Robo-Ethicists Want to Revamp Asimov’s 3 Laws

From Wired News, a new look at Artificial Intelligence by "robo-ethicists.":

Two years ago, a military robot used in the South African army killed nine soldiers after a malfunction. Earlier this year, a Swedish factory was fined after a robot machine injured one of the workers (though part of the blame was assigned to the worker). Robots have been found guilty of other smaller offenses such as an incorrectly responding to a request.

So how do you prevent problems like this from happening? Stop making psychopathic robots, say robot experts.

“If you build artificial intelligence but don’t think about its moral sense or create a conscious sense that feels regret for doing something wrong, then technically it is a psychopath,” says Josh Hall, a scientist who wrote the book Beyond AI: Creating the Conscience of a Machine.

For years, science fiction author Issac Asimov’s Three Laws of Robotics were regarded as sufficient for robotics enthusiasts.
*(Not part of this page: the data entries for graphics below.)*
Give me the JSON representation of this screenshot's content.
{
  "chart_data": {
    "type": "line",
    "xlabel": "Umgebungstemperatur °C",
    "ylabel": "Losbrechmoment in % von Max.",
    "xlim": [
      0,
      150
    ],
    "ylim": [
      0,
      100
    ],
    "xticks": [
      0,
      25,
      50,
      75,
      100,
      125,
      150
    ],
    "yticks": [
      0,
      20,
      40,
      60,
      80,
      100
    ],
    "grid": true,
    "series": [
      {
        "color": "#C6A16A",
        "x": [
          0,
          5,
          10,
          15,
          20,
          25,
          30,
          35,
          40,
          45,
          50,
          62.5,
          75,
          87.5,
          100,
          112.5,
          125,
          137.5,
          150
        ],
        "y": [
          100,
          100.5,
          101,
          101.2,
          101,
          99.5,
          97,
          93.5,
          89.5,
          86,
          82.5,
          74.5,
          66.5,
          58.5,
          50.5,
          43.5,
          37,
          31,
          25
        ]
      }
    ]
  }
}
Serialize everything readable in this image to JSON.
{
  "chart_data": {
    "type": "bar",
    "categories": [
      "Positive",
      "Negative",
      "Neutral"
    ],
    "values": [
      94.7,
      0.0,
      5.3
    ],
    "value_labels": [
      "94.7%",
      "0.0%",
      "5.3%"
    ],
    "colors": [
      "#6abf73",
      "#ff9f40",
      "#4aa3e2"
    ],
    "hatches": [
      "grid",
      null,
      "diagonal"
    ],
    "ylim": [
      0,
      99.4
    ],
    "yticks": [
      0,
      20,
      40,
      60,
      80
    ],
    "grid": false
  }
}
The laws, as first laid out in the short story “Runaround,” were simple: A robot may not injure a human being or allow one to come to harm; a robot must obey orders given by human beings; and a robot must protect its own existence. Each of the laws takes precedence over the ones following it, so that under Asimov’s rules, a robot cannot be ordered to kill a human, and it must obey orders even if that would result in its own destruction.